Asymmetrical balance is more casual and interesting where the mass of an object is balanced by another object or objects without duplication. An example would be a sofa balanced in opposition from a central point by a pair of chairs.
Radial balance is where there is a central focal point with other elements arranged around it. An example would be a round dining table with chairs around it.
An emphasis or focal point is what dominates a room and first draws the eye. This could be a piece of artwork, a chandelier, a fireplace, an aquarium or a view through a window. There is usually only one focal point in a room.
Rhythm is what draws the eye, first to a focal point in the room and then to other components. Rhythm creates a flow of visual interest from object to object and room to room throughout the home.
The “rules of rhythm” are repetition, progression, transition and contrast.
Repetition is the use of the same element or elements of pattern, color, texture or line more than once in a space.
Progression is taking an element and increasing or decreasing one or more of its qualities, usually its size.

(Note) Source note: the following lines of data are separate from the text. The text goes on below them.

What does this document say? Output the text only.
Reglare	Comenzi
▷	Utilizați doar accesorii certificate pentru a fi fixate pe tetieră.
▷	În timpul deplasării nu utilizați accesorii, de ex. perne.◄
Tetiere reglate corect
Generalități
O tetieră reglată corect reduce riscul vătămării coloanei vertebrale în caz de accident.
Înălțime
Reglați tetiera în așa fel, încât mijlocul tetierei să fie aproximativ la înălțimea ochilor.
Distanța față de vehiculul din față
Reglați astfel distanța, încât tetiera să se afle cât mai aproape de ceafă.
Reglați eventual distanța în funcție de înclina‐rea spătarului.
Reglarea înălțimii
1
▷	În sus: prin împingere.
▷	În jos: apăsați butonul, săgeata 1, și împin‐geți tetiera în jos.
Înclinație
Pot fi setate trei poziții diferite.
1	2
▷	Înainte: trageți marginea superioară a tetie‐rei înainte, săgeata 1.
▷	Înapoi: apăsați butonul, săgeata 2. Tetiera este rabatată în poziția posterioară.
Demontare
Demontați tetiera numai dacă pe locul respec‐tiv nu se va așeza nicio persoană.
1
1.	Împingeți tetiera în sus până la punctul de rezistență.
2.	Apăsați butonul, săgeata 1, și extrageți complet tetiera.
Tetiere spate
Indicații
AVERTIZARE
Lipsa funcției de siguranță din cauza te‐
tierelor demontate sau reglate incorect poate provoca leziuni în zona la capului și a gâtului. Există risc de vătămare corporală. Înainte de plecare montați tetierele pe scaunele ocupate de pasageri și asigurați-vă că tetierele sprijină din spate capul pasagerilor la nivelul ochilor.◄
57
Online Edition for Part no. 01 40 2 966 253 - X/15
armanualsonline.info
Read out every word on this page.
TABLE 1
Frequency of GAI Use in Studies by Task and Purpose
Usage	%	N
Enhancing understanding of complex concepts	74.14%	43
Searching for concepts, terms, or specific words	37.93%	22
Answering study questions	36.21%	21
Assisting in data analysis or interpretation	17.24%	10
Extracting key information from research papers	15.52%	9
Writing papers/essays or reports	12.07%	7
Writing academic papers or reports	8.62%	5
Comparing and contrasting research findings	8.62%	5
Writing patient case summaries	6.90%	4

Transition is creating a smooth flow for the eye where it is gently drawn from one area to another, as with the use of a curved line in an archway or a winding path in a landscape.
Contrast is simply putting two elements in stark opposition to one another, such as black and white pillows on a sofa.
Scale relates the size of one object to the size of another, or to the size of the space in which it is located. The scale of an object must reflect its surroundings so as not to seem too large or too small. The objective of the principle of scale is that objects should be alike or in harmony with respect to dimension or mass.
Proportion is the ratio between the size of one part of an object to the size of another part, or to the whole, or between different objects. This is a design concept rooted in ancient theory and practice with the Golden Ratio and the 60:30:10 rule. Similar, but not related theory and practice, are the Rule of Thirds and Rule of Threes.
The concept of proportion, which is about what pleases the eye and imparts design impact, is very important and a subject all on its own.